Ipapo mambo akati, “Mumwe anoti, ‘Mwanakomana wangu ndiye mupenyu, uye mwanakomana wako ndiye akafa,’ mumwewo achiti, ‘Kwete! Mwanakomana wako ndiye akafa, uye mwanakomana wangu ndiye mupenyu.’”
24 Przetoż rzekł król: Przynieście mi miecz. I przyniesiono miecz przed króla.
Ipapo mambo akati, “Nditorerei munondo.” Naizvozvo vakauya nomunondo kuna mambo.
25 Tedy rzekł król: Rozetnijcie to żywe dziecię na dwoje, a dajcie połowę jednej, a połowę drugiej.
Akati, “Chekai mwana mupenyu napakati mugopa hafu kuno mumwe uye imwe hafu kuno mumwe.”
26 Ale niewiasta, której był ten syn żywy, mówiła do króla, (bo się były poruszyły wnętrzności jej nad synem jej, ) i rzekła: Proszę, panie mój, dajcie jej to dziecię żywe, a żadnym sposobem nie zabijajcie go. Ale druga rzekła: Niech nie będzie ani mnie, ani tobie, rozetnijcie je.
Mukadzi aiva nomwana mupenyu akanzwira mwanakomana wake tsitsi akati kuna mambo, “Ndapota ishe wangu, mupei zvenyu mwana ari mupenyu!

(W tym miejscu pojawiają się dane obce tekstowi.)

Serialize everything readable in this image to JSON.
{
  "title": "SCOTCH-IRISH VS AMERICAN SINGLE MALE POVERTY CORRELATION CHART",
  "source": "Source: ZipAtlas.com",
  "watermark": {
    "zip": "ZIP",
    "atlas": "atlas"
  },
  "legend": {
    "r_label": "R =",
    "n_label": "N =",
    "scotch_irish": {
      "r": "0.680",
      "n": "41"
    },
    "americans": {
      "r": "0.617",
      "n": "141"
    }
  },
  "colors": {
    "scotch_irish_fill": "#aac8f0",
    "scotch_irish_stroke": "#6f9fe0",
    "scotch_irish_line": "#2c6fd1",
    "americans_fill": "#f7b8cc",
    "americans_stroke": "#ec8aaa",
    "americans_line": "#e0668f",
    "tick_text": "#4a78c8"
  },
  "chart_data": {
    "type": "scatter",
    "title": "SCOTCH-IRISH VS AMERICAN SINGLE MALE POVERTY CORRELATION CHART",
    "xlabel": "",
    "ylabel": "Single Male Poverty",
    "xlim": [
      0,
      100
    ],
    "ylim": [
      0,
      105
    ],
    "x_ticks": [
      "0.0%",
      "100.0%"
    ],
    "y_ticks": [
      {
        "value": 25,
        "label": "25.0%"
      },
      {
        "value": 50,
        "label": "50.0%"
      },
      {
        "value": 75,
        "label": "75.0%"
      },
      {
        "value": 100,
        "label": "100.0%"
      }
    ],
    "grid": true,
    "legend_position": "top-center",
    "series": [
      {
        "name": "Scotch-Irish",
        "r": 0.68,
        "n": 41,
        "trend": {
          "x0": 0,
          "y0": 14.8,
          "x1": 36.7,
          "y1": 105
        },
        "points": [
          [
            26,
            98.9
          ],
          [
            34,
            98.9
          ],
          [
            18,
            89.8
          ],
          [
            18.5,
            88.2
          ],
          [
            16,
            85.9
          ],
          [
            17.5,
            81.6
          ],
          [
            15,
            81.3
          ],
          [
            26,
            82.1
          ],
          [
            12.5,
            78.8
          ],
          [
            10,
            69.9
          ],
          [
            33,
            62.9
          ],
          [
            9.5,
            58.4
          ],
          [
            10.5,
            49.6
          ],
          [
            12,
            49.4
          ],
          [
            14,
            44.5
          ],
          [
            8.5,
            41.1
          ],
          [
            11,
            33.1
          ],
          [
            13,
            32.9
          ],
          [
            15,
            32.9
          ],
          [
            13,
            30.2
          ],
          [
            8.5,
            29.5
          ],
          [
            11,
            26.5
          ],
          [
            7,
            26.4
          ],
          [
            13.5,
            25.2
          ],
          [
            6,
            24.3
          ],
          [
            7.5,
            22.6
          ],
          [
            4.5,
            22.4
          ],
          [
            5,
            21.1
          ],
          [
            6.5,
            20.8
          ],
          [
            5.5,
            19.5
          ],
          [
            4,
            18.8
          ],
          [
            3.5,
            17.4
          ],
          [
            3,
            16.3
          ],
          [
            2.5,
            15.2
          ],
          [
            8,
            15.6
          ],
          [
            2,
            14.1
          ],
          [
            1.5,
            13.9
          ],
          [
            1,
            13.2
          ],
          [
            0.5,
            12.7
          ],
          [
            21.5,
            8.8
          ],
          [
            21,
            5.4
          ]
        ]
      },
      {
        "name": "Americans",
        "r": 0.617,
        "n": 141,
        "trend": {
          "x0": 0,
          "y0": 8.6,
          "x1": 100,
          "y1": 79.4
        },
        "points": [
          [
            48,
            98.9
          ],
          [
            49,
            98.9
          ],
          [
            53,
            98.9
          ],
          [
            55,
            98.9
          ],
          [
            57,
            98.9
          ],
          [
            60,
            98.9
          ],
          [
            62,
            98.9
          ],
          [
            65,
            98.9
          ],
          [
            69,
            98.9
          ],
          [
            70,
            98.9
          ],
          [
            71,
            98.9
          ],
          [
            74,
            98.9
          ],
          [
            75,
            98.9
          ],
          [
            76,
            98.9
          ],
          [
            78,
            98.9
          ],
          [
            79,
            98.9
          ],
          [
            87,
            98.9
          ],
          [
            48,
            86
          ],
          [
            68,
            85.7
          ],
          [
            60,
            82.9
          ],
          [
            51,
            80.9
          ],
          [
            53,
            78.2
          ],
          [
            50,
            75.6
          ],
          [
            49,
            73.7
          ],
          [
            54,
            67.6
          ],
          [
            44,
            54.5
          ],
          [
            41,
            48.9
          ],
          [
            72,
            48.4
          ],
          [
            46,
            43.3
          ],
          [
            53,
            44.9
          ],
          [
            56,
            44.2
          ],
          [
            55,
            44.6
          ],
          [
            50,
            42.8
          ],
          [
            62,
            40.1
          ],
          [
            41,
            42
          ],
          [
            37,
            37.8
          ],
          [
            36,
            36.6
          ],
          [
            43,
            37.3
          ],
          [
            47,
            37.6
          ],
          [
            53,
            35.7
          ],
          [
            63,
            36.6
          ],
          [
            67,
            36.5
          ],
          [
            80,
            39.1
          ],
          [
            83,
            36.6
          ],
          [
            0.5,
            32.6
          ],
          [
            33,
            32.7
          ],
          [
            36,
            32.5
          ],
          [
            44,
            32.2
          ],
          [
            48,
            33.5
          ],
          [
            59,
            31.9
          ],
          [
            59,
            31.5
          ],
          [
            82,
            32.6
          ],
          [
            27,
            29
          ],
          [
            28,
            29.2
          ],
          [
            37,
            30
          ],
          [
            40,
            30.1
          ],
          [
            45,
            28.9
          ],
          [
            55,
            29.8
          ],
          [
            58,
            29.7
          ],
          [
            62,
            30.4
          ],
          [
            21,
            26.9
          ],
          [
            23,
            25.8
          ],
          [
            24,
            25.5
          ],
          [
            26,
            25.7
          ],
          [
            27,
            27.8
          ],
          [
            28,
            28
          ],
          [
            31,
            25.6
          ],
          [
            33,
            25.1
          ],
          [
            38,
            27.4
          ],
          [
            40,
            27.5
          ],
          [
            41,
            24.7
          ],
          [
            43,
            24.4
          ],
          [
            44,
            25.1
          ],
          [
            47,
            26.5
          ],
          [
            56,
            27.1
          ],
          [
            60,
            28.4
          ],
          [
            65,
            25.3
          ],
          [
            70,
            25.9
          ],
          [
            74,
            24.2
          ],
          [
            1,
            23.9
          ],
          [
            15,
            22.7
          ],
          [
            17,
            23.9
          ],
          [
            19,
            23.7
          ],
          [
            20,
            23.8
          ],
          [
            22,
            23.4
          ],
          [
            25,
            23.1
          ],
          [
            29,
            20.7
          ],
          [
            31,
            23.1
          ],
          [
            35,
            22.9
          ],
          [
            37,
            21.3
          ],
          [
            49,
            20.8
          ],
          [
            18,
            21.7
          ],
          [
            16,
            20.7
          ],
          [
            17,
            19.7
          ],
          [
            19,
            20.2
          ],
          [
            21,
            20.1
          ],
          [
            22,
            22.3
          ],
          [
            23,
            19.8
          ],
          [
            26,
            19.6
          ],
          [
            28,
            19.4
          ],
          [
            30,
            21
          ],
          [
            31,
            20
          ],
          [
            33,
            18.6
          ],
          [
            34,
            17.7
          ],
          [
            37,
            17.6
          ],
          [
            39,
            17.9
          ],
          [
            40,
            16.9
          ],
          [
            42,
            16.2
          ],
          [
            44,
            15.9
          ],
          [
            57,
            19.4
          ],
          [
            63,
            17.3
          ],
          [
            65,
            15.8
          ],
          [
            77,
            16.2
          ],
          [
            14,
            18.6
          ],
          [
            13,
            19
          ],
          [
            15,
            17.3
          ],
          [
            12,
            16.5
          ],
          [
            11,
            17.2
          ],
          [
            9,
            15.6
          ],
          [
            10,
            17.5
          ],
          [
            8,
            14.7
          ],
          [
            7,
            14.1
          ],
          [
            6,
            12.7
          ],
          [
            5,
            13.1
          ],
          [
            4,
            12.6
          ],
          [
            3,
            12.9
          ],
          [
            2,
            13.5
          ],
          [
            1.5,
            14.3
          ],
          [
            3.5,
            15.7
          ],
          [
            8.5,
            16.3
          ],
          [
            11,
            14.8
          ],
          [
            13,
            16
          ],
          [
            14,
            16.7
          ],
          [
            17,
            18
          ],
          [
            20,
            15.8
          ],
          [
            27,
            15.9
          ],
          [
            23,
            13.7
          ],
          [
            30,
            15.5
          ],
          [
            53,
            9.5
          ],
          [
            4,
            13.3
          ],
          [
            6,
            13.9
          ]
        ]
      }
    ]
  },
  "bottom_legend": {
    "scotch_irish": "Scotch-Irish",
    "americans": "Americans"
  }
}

Musamuuraya!” Asi mumwe wacho akati, “Iwe neni hapana ari kuzomuwana. Muchekei napakati!”
27 Tedy odpowiedział król, i rzekł: Dajcież tej dziecię żywe, a żadną miarą nie zabijajcie go; tać jest matka jego.
Ipapo mambo akapa mutongo wake akati, “Ipai mwana mupenyu kumukadzi wokutanga. Musamuuraya; ndiye mai vake.”
28 A usłyszawszy wszystek lud Izraelski ten sąd, który osądził król, bali się króla: albowiem wiedzieli, że mądrość Boża była w sercu jego ku czynieniu sądu.
VaIsraeri vose vakati vanzwa matongero akanga aita mambo, vakatya mambo, nokuti vakaona kuti uchenjeri hwaibva kuna Mwari hwaiva maari, kuti atonge zvakarurama.